Recommendation AI

How Adidas Lifted AOV 259% with Recommendation AI

Adidas deployed AI recommendations and lifted average order value 259%, conversion 13%, and revenue per user 18.5% in a single month.

3 min read
Adidas — Recommendation AI case study cover for the CartAmplify blog

Why can a recommendation engine move average order value so dramatically, so fast? Because the right suggestion at the right stage of the journey changes what — and how much — a shopper buys. Adidas saw it happen in a single month after deploying AI recommendations.

The result: Adidas achieved a 259% increase in average order value, a 13% conversion lift, and an 18.5% rise in revenue per user within one month of deploying AI-powered recommendations.

Matching the recommendation to the moment#

The power of Adidas’s implementation was stage-aware recommendation: showing new users best-sellers to build trust, giving frequent browsers personalized suggestions based on their behavior, and presenting recent buyers with frequently-bought-together items. Each shopper got the recommendation that fit their point in the journey — and that precision is what drove a 259% AOV lift.
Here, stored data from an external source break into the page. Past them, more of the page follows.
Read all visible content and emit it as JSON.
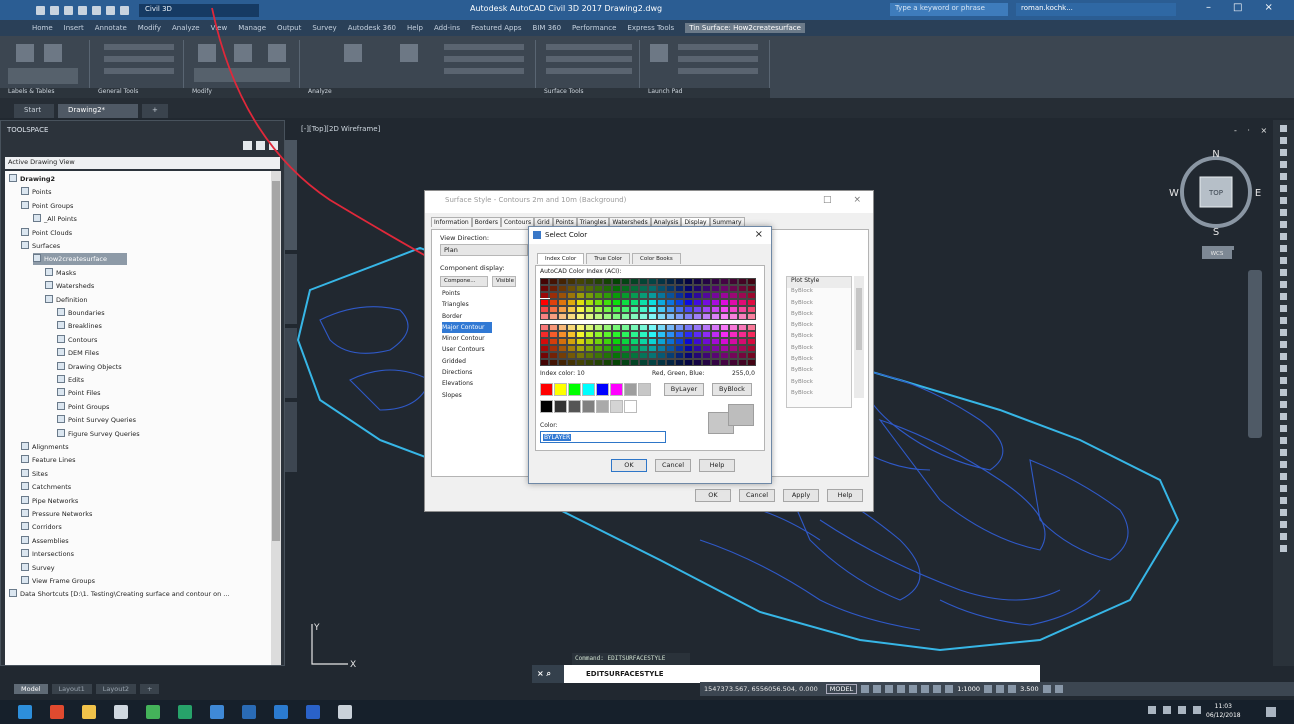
{
  "title_bar": {
    "workspace": "Civil 3D",
    "app_title": "Autodesk AutoCAD Civil 3D 2017  Drawing2.dwg",
    "search_placeholder": "Type a keyword or phrase",
    "user": "roman.kochk..."
  },
  "ribbon_tabs": [
    "Home",
    "Insert",
    "Annotate",
    "Modify",
    "Analyze",
    "View",
    "Manage",
    "Output",
    "Survey",
    "Autodesk 360",
    "Help",
    "Add-ins",
    "Featured Apps",
    "BIM 360",
    "Performance",
    "Express Tools",
    "Tin Surface: How2createsurface"
  ],
  "ribbon_active_tab": "Tin Surface: How2createsurface",
  "ribbon_panels": [
    "Labels & Tables",
    "General Tools",
    "Modify",
    "Analyze",
    "Surface Tools",
    "Launch Pad"
  ],
  "file_tabs": [
    "Start",
    "Drawing2*",
    "+"
  ],
  "toolspace": {
    "title": "TOOLSPACE",
    "view_dropdown": "Active Drawing View",
    "tree": [
      {
        "label": "Drawing2",
        "level": 0,
        "bold": true
      },
      {
        "label": "Points",
        "level": 1
      },
      {
        "label": "Point Groups",
        "level": 1
      },
      {
        "label": "_All Points",
        "level": 2
      },
      {
        "label": "Point Clouds",
        "level": 1
      },
      {
        "label": "Surfaces",
        "level": 1
      },
      {
        "label": "How2createsurface",
        "level": 2,
        "selected": true
      },
      {
        "label": "Masks",
        "level": 3
      },
      {
        "label": "Watersheds",
        "level": 3
      },
      {
        "label": "Definition",
        "level": 3
      },
      {
        "label": "Boundaries",
        "level": 4
      },
      {
        "label": "Breaklines",
        "level": 4
      },
      {
        "label": "Contours",
        "level": 4
      },
      {
        "label": "DEM Files",
        "level": 4
      },
      {
        "label": "Drawing Objects",
        "level": 4
      },
      {
        "label": "Edits",
        "level": 4
      },
      {
        "label": "Point Files",
        "level": 4
      },
      {
        "label": "Point Groups",
        "level": 4
      },
      {
        "label": "Point Survey Queries",
        "level": 4
      },
      {
        "label": "Figure Survey Queries",
        "level": 4
      },
      {
        "label": "Alignments",
        "level": 1
      },
      {
        "label": "Feature Lines",
        "level": 1
      },
      {
        "label": "Sites",
        "level": 1
      },
      {
        "label": "Catchments",
        "level": 1
      },
      {
        "label": "Pipe Networks",
        "level": 1
      },
      {
        "label": "Pressure Networks",
        "level": 1
      },
      {
        "label": "Corridors",
        "level": 1
      },
      {
        "label": "Assemblies",
        "level": 1
      },
      {
        "label": "Intersections",
        "level": 1
      },
      {
        "label": "Survey",
        "level": 1
      },
      {
        "label": "View Frame Groups",
        "level": 1
      },
      {
        "label": "Data Shortcuts [D:\\1. Testing\\Creating surface and contour on ...",
        "level": 0
      }
    ],
    "side_tabs": [
      "Prospector",
      "Settings",
      "Survey",
      "Toolbox"
    ]
  },
  "viewport": {
    "label": "[-][Top][2D Wireframe]",
    "viewcube": {
      "n": "N",
      "s": "S",
      "e": "E",
      "w": "W",
      "face": "TOP",
      "wcs": "WCS"
    },
    "ucs": {
      "x": "X",
      "y": "Y"
    },
    "controls": "- · ×"
  },
  "surface_style_dialog": {
    "title": "Surface Style - Contours 2m and 10m (Background)",
    "tabs": [
      "Information",
      "Borders",
      "Contours",
      "Grid",
      "Points",
      "Triangles",
      "Watersheds",
      "Analysis",
      "Display",
      "Summary"
    ],
    "active_tab": "Display",
    "view_direction_label": "View Direction:",
    "view_direction_value": "Plan",
    "component_display_label": "Component display:",
    "col_component": "Compone...",
    "col_visible": "Visible",
    "col_plot_style": "Plot Style",
    "components": [
      "Points",
      "Triangles",
      "Border",
      "Major Contour",
      "Minor Contour",
      "User Contours",
      "Gridded",
      "Directions",
      "Elevations",
      "Slopes"
    ],
    "selected_component": "Major Contour",
    "plot_styles": [
      "ByBlock",
      "ByBlock",
      "ByBlock",
      "ByBlock",
      "ByBlock",
      "ByBlock",
      "ByBlock",
      "ByBlock",
      "ByBlock",
      "ByBlock"
    ],
    "buttons": [
      "OK",
      "Cancel",
      "Apply",
      "Help"
    ]
  },
  "select_color_dialog": {
    "title": "Select Color",
    "tabs": [
      "Index Color",
      "True Color",
      "Color Books"
    ],
    "active_tab": "Index Color",
    "aci_label": "AutoCAD Color Index (ACI):",
    "index_color_label": "Index color:",
    "index_color_value": "10",
    "rgb_label": "Red, Green, Blue:",
    "rgb_value": "255,0,0",
    "bylayer_button": "ByLayer",
    "byblock_button": "ByBlock",
    "color_label": "Color:",
    "color_value": "BYLAYER",
    "buttons": [
      "OK",
      "Cancel",
      "Help"
    ]
  },
  "command": {
    "history": "Command: EDITSURFACESTYLE",
    "current": "EDITSURFACESTYLE"
  },
  "layout_tabs": [
    "Model",
    "Layout1",
    "Layout2",
    "+"
  ],
  "status_bar": {
    "coordinates": "1547373.567, 6556056.504, 0.000",
    "model": "MODEL",
    "scale": "1:1000",
    "value": "3.500"
  },
  "taskbar": {
    "time": "11:03",
    "date": "06/12/2018"
  },
  "colors": {
    "accent_blue": "#2b5d93",
    "contour_cyan": "#37b6e6",
    "contour_blue": "#2f59c8",
    "annotation_red": "#e0283a",
    "selection_blue": "#3179d4"
  }
}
A generic “recommended for you” row treats everyone the same. Adidas’s engine recognized that a first-time visitor and a returning browser need different nudges, and tailored accordingly.

How recommendation AI works#

Recommendation AI predicts what each shopper wants and surfaces it — and the best implementations adapt to where the shopper is in their journey.
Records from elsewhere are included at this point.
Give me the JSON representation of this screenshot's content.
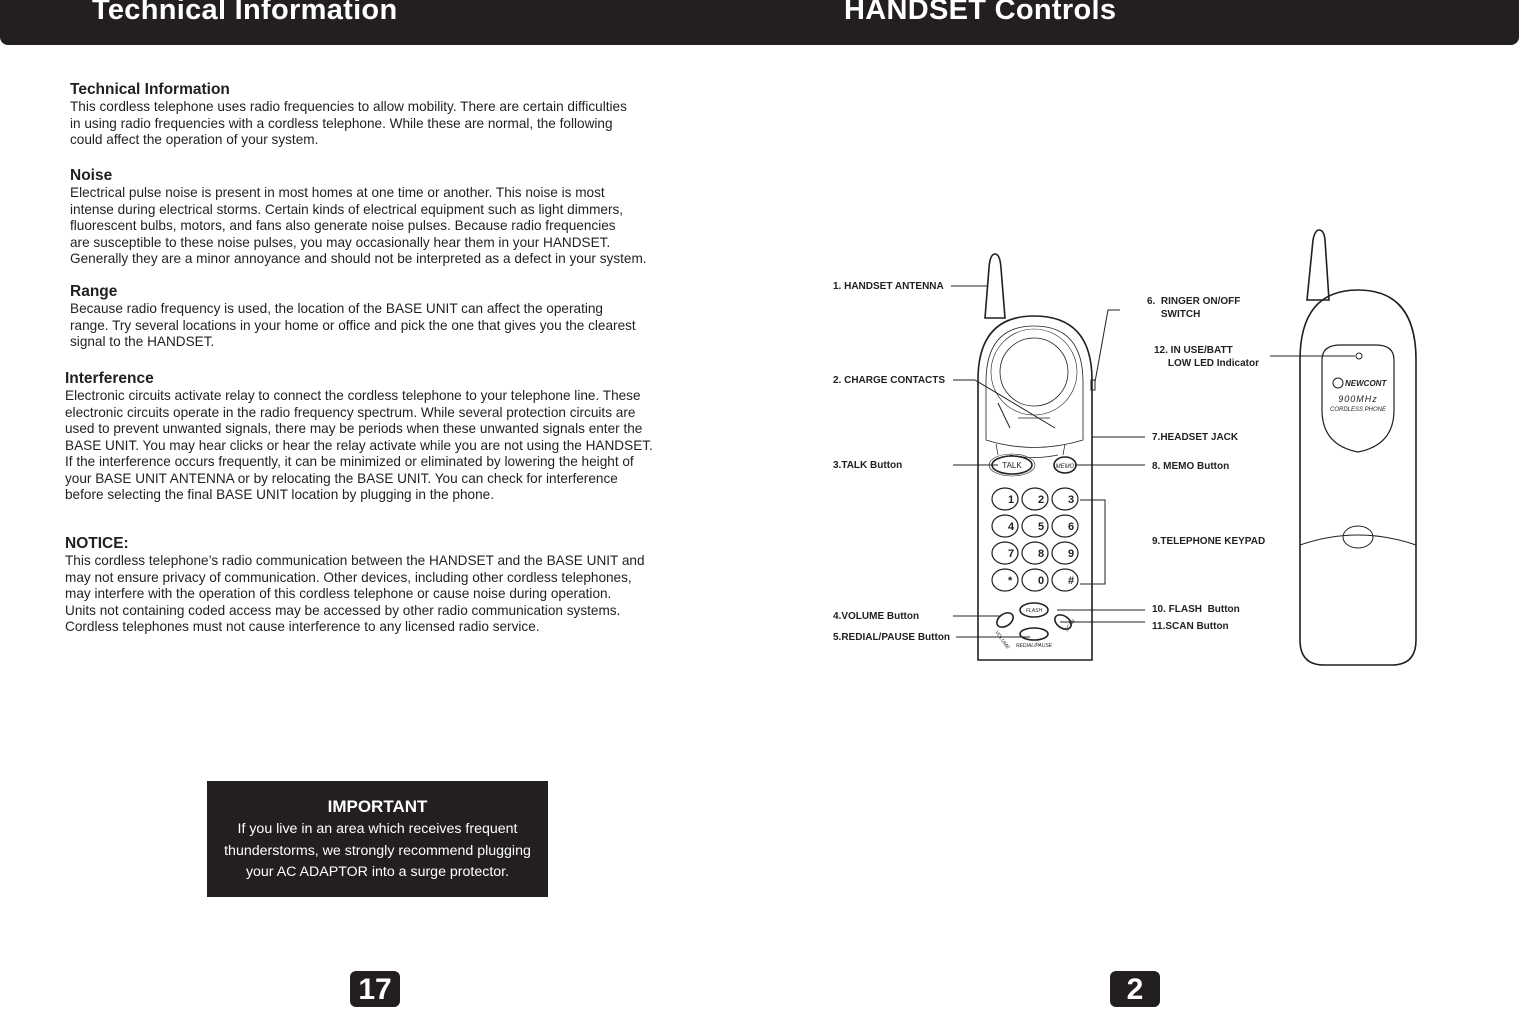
{
  "header": {
    "left_title": "Technical Information",
    "right_title": "HANDSET Controls"
  },
  "left_page": {
    "sections": [
      {
        "heading": "Technical Information",
        "body": "This cordless telephone uses radio frequencies to allow mobility. There are certain difficulties\nin using radio frequencies with a cordless telephone. While these are normal, the following\ncould affect the operation of your system."
      },
      {
        "heading": "Noise",
        "body": "Electrical pulse noise is present in most homes at one time or another. This noise is most\nintense during electrical storms. Certain kinds of electrical equipment such as light dimmers,\n fluorescent bulbs, motors, and fans also generate noise pulses. Because radio frequencies\nare susceptible to these noise pulses, you may occasionally hear them in your HANDSET.\nGenerally they are a minor annoyance and should not be interpreted as a defect in your system."
      },
      {
        "heading": "Range",
        "body": "Because radio frequency is used, the location of the BASE UNIT can affect the operating\nrange. Try several locations in your home or office and pick the one that gives you the clearest\nsignal to the HANDSET."
      },
      {
        "heading": "Interference",
        "body": "Electronic circuits activate relay to connect the cordless telephone to your telephone line. These\nelectronic circuits operate in the radio frequency spectrum. While several protection circuits are\nused to prevent unwanted signals, there may be periods when these unwanted signals enter the\nBASE UNIT. You may hear clicks or hear the relay activate while you are not using the HANDSET.\nIf the interference occurs frequently, it can be minimized or eliminated by lowering the height of\nyour BASE UNIT ANTENNA or by relocating the BASE UNIT. You can check for interference\nbefore selecting the final BASE UNIT location by plugging in the phone."
      },
      {
        "heading": "NOTICE:",
        "body": "This cordless telephone’s radio communication between the HANDSET and the BASE UNIT and\nmay not ensure privacy of communication. Other devices, including other cordless telephones,\nmay interfere with the operation of this cordless telephone or cause noise during operation.\nUnits not containing coded access may be accessed by other radio communication systems.\nCordless telephones must not cause interference to any licensed radio service."
      }
    ],
    "important": {
      "title": "IMPORTANT",
      "body": "If you live in an area which receives frequent\nthunderstorms, we strongly recommend plugging\nyour AC ADAPTOR into a surge protector."
    },
    "page_number": "17"
  },
  "right_page": {
    "labels": {
      "antenna": "1. HANDSET ANTENNA",
      "charge": "2. CHARGE CONTACTS",
      "talk": "3.TALK Button",
      "volume": "4.VOLUME Button",
      "redial": "5.REDIAL/PAUSE Button",
      "ringer": "6.  RINGER ON/OFF\n     SWITCH",
      "led": "12. IN USE/BATT\n     LOW LED Indicator",
      "headset": "7.HEADSET JACK",
      "memo": "8. MEMO Button",
      "keypad": "9.TELEPHONE KEYPAD",
      "flash": "10. FLASH  Button",
      "scan": "11.SCAN Button"
    },
    "phone_text": {
      "talk": "TALK",
      "memo": "MEMO",
      "flash": "FLASH",
      "volume": "VOLUME",
      "scan": "SCAN",
      "redial": "REDIAL/PAUSE",
      "keys": [
        "1",
        "2",
        "3",
        "4",
        "5",
        "6",
        "7",
        "8",
        "9",
        "*",
        "0",
        "#"
      ],
      "brand": "NEWCONT",
      "freq": "900MHz",
      "product": "CORDLESS PHONE"
    },
    "page_number": "2"
  }
}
Three mechanics drove Adidas’s result. The engine personalizes by stage, showing best-sellers to new users and behavior-based picks to frequent browsers. It drives complementary discovery, suggesting frequently-bought-together items that grow the basket. And it optimizes placement, surfacing the right recommendation type in the right context.
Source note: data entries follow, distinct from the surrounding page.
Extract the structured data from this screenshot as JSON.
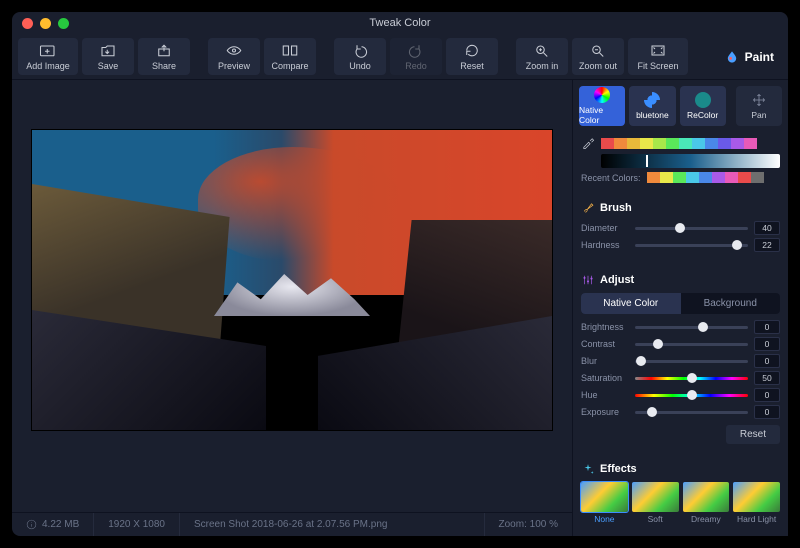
{
  "window": {
    "title": "Tweak Color"
  },
  "toolbar": {
    "add_image": "Add Image",
    "save": "Save",
    "share": "Share",
    "preview": "Preview",
    "compare": "Compare",
    "undo": "Undo",
    "redo": "Redo",
    "reset": "Reset",
    "zoom_in": "Zoom in",
    "zoom_out": "Zoom out",
    "fit_screen": "Fit Screen"
  },
  "status": {
    "filesize": "4.22 MB",
    "dimensions": "1920 X 1080",
    "filename": "Screen Shot 2018-06-26 at 2.07.56 PM.png",
    "zoom": "Zoom: 100 %"
  },
  "paint": {
    "title": "Paint",
    "modes": {
      "native": "Native Color",
      "bluetone": "bluetone",
      "recolor": "ReColor",
      "pan": "Pan"
    },
    "recent_label": "Recent Colors:",
    "palette": [
      "#e94b4b",
      "#f08a3c",
      "#e8b83a",
      "#e8e84a",
      "#a8e84a",
      "#5ae85a",
      "#4ae8b8",
      "#4ac8e8",
      "#4a88e8",
      "#6a5ae8",
      "#a85ae8",
      "#e85ab8"
    ],
    "recent": [
      "#f08a3c",
      "#e8e84a",
      "#5ae85a",
      "#4ac8e8",
      "#4a88e8",
      "#a85ae8",
      "#e85ab8",
      "#e94b4b",
      "#6e6e6e"
    ]
  },
  "brush": {
    "title": "Brush",
    "diameter_label": "Diameter",
    "diameter_value": "40",
    "hardness_label": "Hardness",
    "hardness_value": "22"
  },
  "adjust": {
    "title": "Adjust",
    "tab_native": "Native Color",
    "tab_background": "Background",
    "brightness_label": "Brightness",
    "brightness_value": "0",
    "contrast_label": "Contrast",
    "contrast_value": "0",
    "blur_label": "Blur",
    "blur_value": "0",
    "saturation_label": "Saturation",
    "saturation_value": "50",
    "hue_label": "Hue",
    "hue_value": "0",
    "exposure_label": "Exposure",
    "exposure_value": "0",
    "reset": "Reset"
  },
  "effects": {
    "title": "Effects",
    "items": [
      "None",
      "Soft",
      "Dreamy",
      "Hard Light"
    ]
  }
}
Why stage-aware recommendations lift AOV so much#

A 259% AOV lift comes from recommending not just relevant products, but the right kind of product for the moment. Frequently-bought-together suggestions to a buyer grow the basket; personalized picks to a browser deepen engagement; best-sellers to a newcomer build confidence. Treating the journey as stages — rather than showing one recommendation row to everyone — multiplies the impact, because each suggestion lands when it’s most likely to be acted on.

What this means for your store#

Any store can apply stage-aware recommendations:

  • Tailor recommendations to journey stage — best-sellers for new visitors, personalized picks for browsers, complements for buyers.
  • Use frequently-bought-together suggestions to grow average order value.
  • Place each recommendation type where it’s most relevant.

The same engine, made stage-aware, converts far better. Match the recommendation to the moment.

Bring recommendation AI to your store with CartAmplify#

CartAmplify brings stage-aware recommendation AI to any store — Shopify, dropshipping, or marketplace. The same approach that lifted Adidas’s AOV 259% in a month.

Try CartAmplify free →


Figures cited from the publicly reported Adidas / Insider case study. Results vary by catalog, traffic, and implementation.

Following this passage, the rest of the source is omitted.